Ed Felten and Josh Kroll
After lunch Ed Felton and Josh Kroll jointly described their work on making algorithms accountable. Basically they suggested a trustworthy and encrypted system of paper trails that would support a given algorithm (doesn’t really matter which) and create verifiable proofs that the algorithm was used faithfully and fairly in a given situation. Of course, we’d really only consider an algorithm to be used “fairly” if the algorithm itself is fair, but putting that aside, this addressed the question of whether the same algorithm was used for everyone, and things like that. In lawyer speak, this is called “procedural fairness.”
So for example, if we thought we could, we might want to turn the algorithm for punishment for drug use through this system, and we might find that the rules are applied differently to different people. This algorithm would catch that kind of problem, at least ideally.

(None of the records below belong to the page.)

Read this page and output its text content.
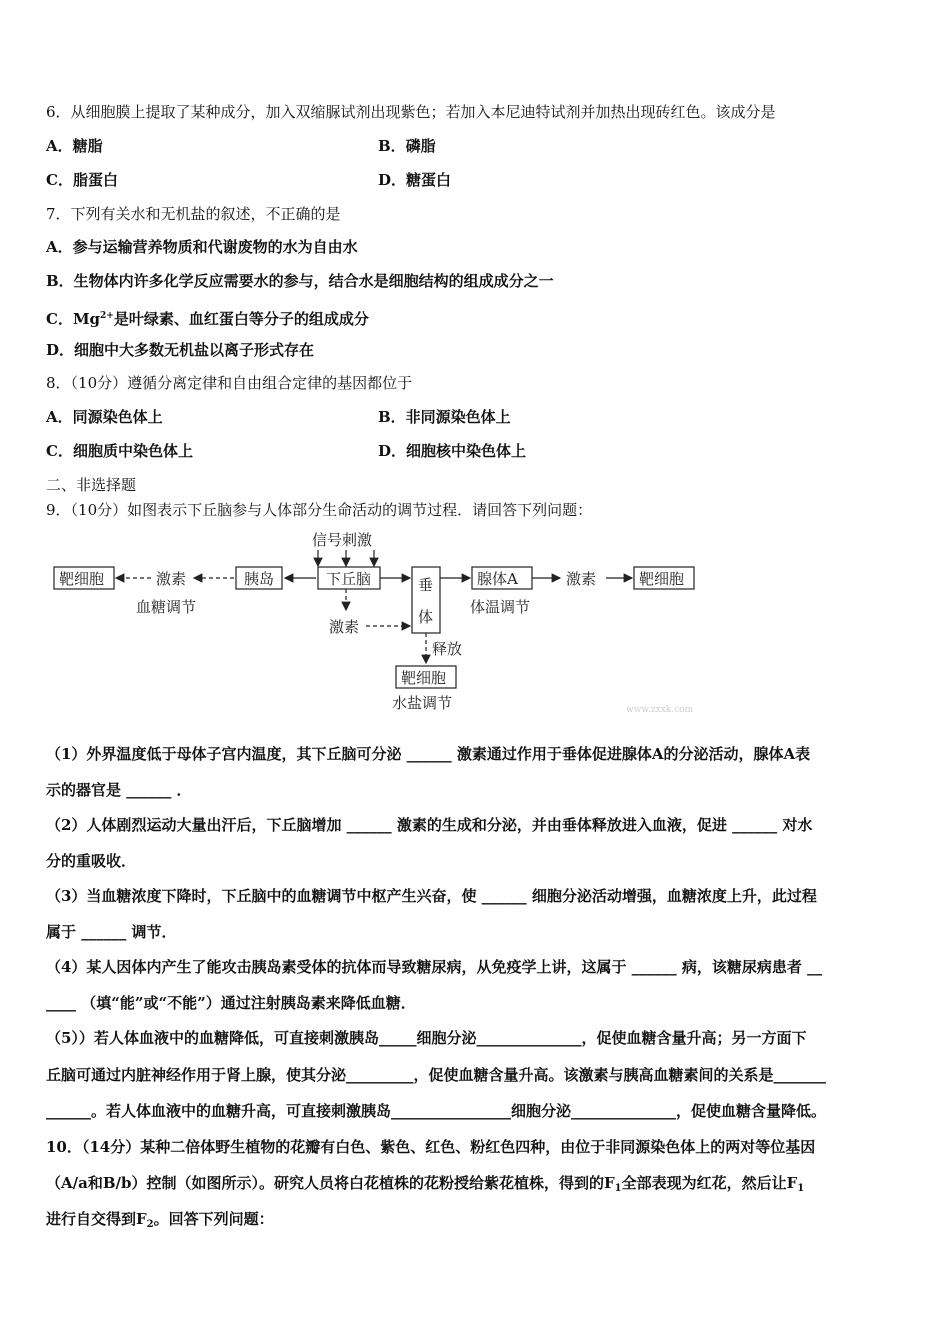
6．从细胞膜上提取了某种成分，加入双缩脲试剂出现紫色；若加入本尼迪特试剂并加热出现砖红色。该成分是
A．糖脂	B．磷脂
C．脂蛋白	D．糖蛋白
7．下列有关水和无机盐的叙述，不正确的是
A．参与运输营养物质和代谢废物的水为自由水
B．生物体内许多化学反应需要水的参与，结合水是细胞结构的组成成分之一
C．$Mg^{2+}$是叶绿素、血红蛋白等分子的组成成分
D．细胞中大多数无机盐以离子形式存在
8．（10分）遵循分离定律和自由组合定律的基因都位于
A．同源染色体上	B．非同源染色体上
C．细胞质中染色体上	D．细胞核中染色体上
二、非选择题
9．（10分）如图表示下丘脑参与人体部分生命活动的调节过程．请回答下列问题：
信号刺激
靶细胞	激素	胰岛
血糖调节
下丘脑	垂
体
激素
腺体A
体温调节
激素	靶细胞
释放
靶细胞
水盐调节	www.zxxk.com
（1）外界温度低于母体子宫内温度，其下丘脑可分泌 ______ 激素通过作用于垂体促进腺体A的分泌活动，腺体A表
示的器官是 ______ ．
（2）人体剧烈运动大量出汗后，下丘脑增加 ______ 激素的生成和分泌，并由垂体释放进入血液，促进 ______ 对水
分的重吸收．
（3）当血糖浓度下降时，下丘脑中的血糖调节中枢产生兴奋，使 ______ 细胞分泌活动增强，血糖浓度上升，此过程
属于 ______ 调节．
（4）某人因体内产生了能攻击胰岛素受体的抗体而导致糖尿病，从免疫学上讲，这属于 ______ 病，该糖尿病患者 __
____ （填“能”或“不能”）通过注射胰岛素来降低血糖．
（5））若人体血液中的血糖降低，可直接刺激胰岛_____细胞分泌______________，促使血糖含量升高；另一方面下
丘脑可通过内脏神经作用于肾上腺，使其分泌_________，促使血糖含量升高。该激素与胰高血糖素间的关系是_______
______。若人体血液中的血糖升高，可直接刺激胰岛________________细胞分泌______________，促使血糖含量降低。
10．（14分）某种二倍体野生植物的花瓣有白色、紫色、红色、粉红色四种，由位于非同源染色体上的两对等位基因
（A/a和B/b）控制（如图所示）。研究人员将白花植株的花粉授给紫花植株，得到的$F_1$全部表现为红花，然后让$F_1$
进行自交得到$F_2$。回答下列问题：
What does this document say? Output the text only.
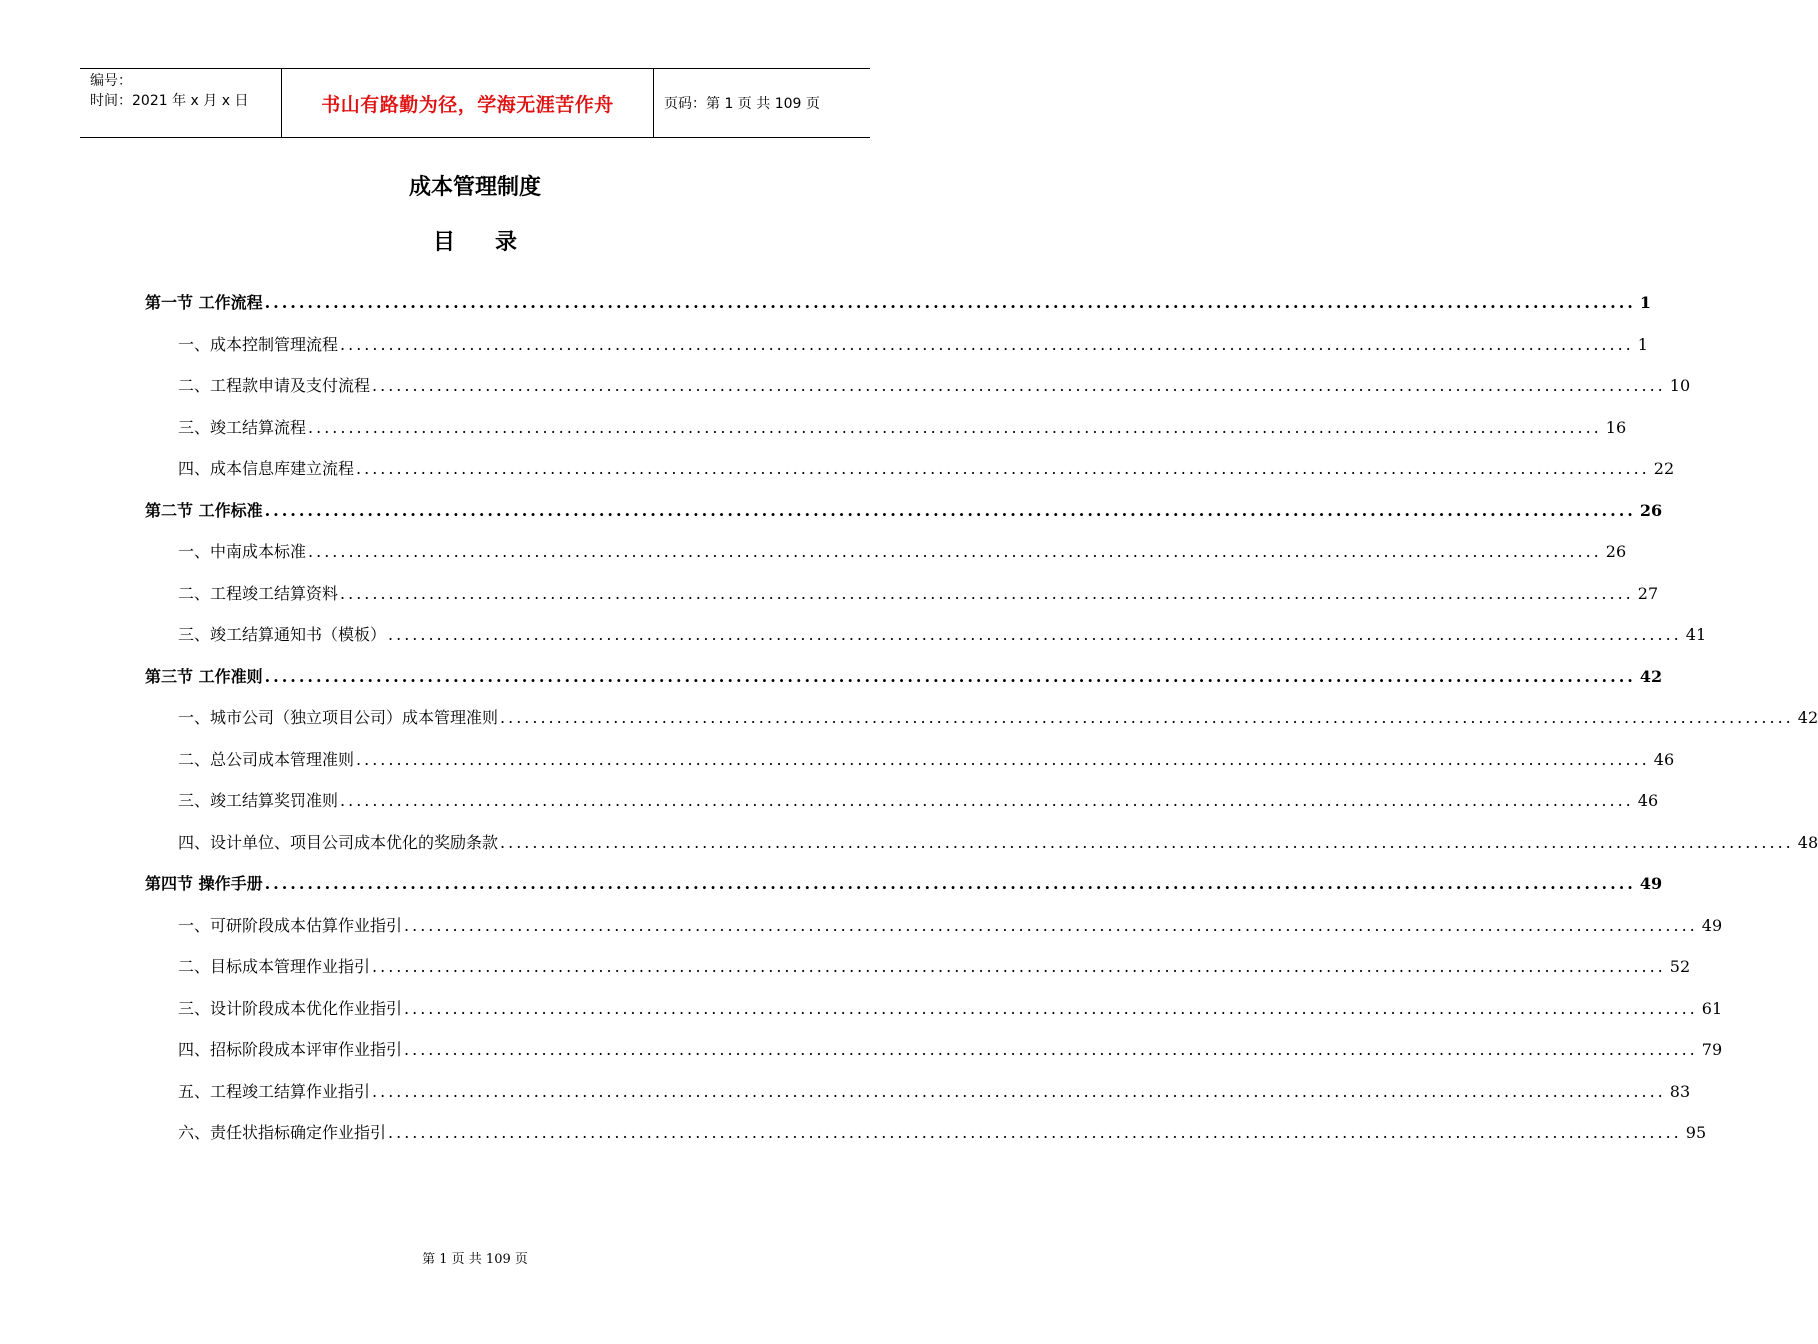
编号：
时间：2021 年 x 月 x 日	书山有路勤为径，学海无涯苦作舟	页码：第 1 页 共 109 页
成本管理制度
目录
第一节 工作流程 ................................................................................................................................................................ 1
一、成本控制管理流程 ................................................................................................................................................................ 1
二、工程款申请及支付流程 ................................................................................................................................................................ 10
三、竣工结算流程 ................................................................................................................................................................ 16
四、成本信息库建立流程 ................................................................................................................................................................ 22
第二节 工作标准 ................................................................................................................................................................ 26
一、中南成本标准 ................................................................................................................................................................ 26
二、工程竣工结算资料 ................................................................................................................................................................ 27
三、竣工结算通知书（模板） ................................................................................................................................................................ 41
第三节 工作准则 ................................................................................................................................................................ 42
一、城市公司（独立项目公司）成本管理准则 ................................................................................................................................................................ 42
二、总公司成本管理准则 ................................................................................................................................................................ 46
三、竣工结算奖罚准则 ................................................................................................................................................................ 46
四、设计单位、项目公司成本优化的奖励条款 ................................................................................................................................................................ 48
第四节 操作手册 ................................................................................................................................................................ 49
一、可研阶段成本估算作业指引 ................................................................................................................................................................ 49
二、目标成本管理作业指引 ................................................................................................................................................................ 52
三、设计阶段成本优化作业指引 ................................................................................................................................................................ 61
四、招标阶段成本评审作业指引 ................................................................................................................................................................ 79
五、工程竣工结算作业指引 ................................................................................................................................................................ 83
六、责任状指标确定作业指引 ................................................................................................................................................................ 95
第 1 页 共 109 页
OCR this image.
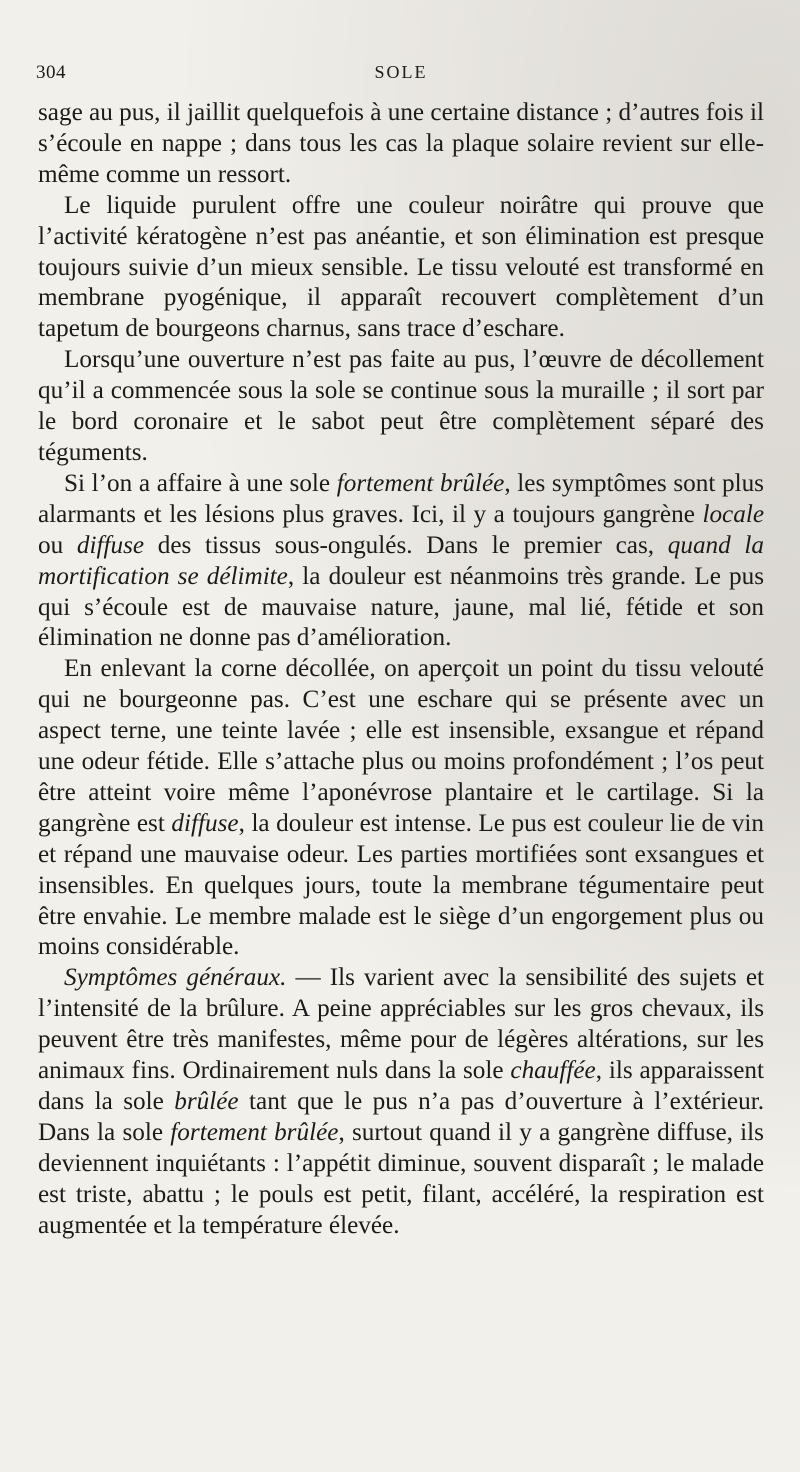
304	SOLE

sage au pus, il jaillit quelquefois à une certaine distance ; d’autres fois il s’écoule en nappe ; dans tous les cas la plaque solaire revient sur elle-même comme un ressort.

Le liquide purulent offre une couleur noirâtre qui prouve que l’activité kératogène n’est pas anéantie, et son élimination est presque toujours suivie d’un mieux sensible. Le tissu velouté est transformé en membrane pyogénique, il apparaît recouvert complètement d’un tapetum de bourgeons charnus, sans trace d’eschare.

Lorsqu’une ouverture n’est pas faite au pus, l’œuvre de décollement qu’il a commencée sous la sole se continue sous la muraille ; il sort par le bord coronaire et le sabot peut être complètement séparé des téguments.

Si l’on a affaire à une sole fortement brûlée, les symptômes sont plus alarmants et les lésions plus graves. Ici, il y a toujours gangrène locale ou diffuse des tissus sous-ongulés. Dans le premier cas, quand la mortification se délimite, la douleur est néanmoins très grande. Le pus qui s’écoule est de mauvaise nature, jaune, mal lié, fétide et son élimination ne donne pas d’amélioration.

En enlevant la corne décollée, on aperçoit un point du tissu velouté qui ne bourgeonne pas. C’est une eschare qui se présente avec un aspect terne, une teinte lavée ; elle est insensible, exsangue et répand une odeur fétide. Elle s’attache plus ou moins profondément ; l’os peut être atteint voire même l’aponévrose plantaire et le cartilage. Si la gangrène est diffuse, la douleur est intense. Le pus est couleur lie de vin et répand une mauvaise odeur. Les parties mortifiées sont exsangues et insensibles. En quelques jours, toute la membrane tégumentaire peut être envahie. Le membre malade est le siège d’un engorgement plus ou moins considérable.

Symptômes généraux. — Ils varient avec la sensibilité des sujets et l’intensité de la brûlure. A peine appréciables sur les gros chevaux, ils peuvent être très manifestes, même pour de légères altérations, sur les animaux fins. Ordinairement nuls dans la sole chauffée, ils apparaissent dans la sole brûlée tant que le pus n’a pas d’ouverture à l’extérieur. Dans la sole fortement brûlée, surtout quand il y a gangrène diffuse, ils deviennent inquiétants : l’appétit diminue, souvent disparaît ; le malade est triste, abattu ; le pouls est petit, filant, accéléré, la respiration est augmentée et la température élevée.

David Robinson and Harlan Yu
Next up we talked to David Robinson and Harlan Yu about their work in Washington D.C. with policy makers and civil rights groups around machine learning and fairness. These two have been active with civil rights group and were an important part of both the Podesta Report, which I blogged about here, and also in drafting the Civil Rights Principles of Big Data.
The question of what policy makers understand and how to communicate with them came up several times in this discussion. We decided that, to combat cherry-picked examples we see in Congressional Subcommittee meetings, we need to have cherry-picked examples of our own to illustrate what can go wrong. That sounds bad, but put it another way: people respond to stories, especially to stories with innocent victims that have been wronged. So we are on the look-out.
Closing panel with Rayid Ghani and Foster Provost
I was on the closing panel with Rayid Ghani and Foster Provost, and we each had a few minutes to speak and then there were lots of questions and fun arguments. To be honest, since I was so in the moment during this panel, and also because I was jonesing for a beer, I can’t remember everything that happened.
As I remember, Foster talked about an algorithm he had created that does its best to “explain” the decisions of a complicated black box algorithm. So in real life our algorithms are really huge and messy and uninterpretable, but this algorithm does its part to add interpretability to the outcomes of that huge black box. The example he gave was to understand why a given person’s Facebook “likes” made a black box algorithm predict they were gay: by displaying, in order of importance, which likes added the most predictive power to the algorithm.
[Aside, can anyone explain to me what happens when such an algorithm comes across a person with very few likes? I’ve never understood this very well. I don’t know about you, but I have never “liked” anything on Facebook except my friends’ posts.]
Rayid talked about his work trying to develop a system for teachers to understand which students were at risk of dropping out, and for that system to be fair, and he discussed the extent to which that system could or should be transparent.
Oh yeah, and that reminds me that, after describing my book, we had a pretty great argument about whether credit scoring models should be open source, and what that would mean, and what feedback loops that would engender, and who would benefit.
Altogether a great day, and a fantastic discussion. Thanks again to Solon and Moritz for their work in organizing it.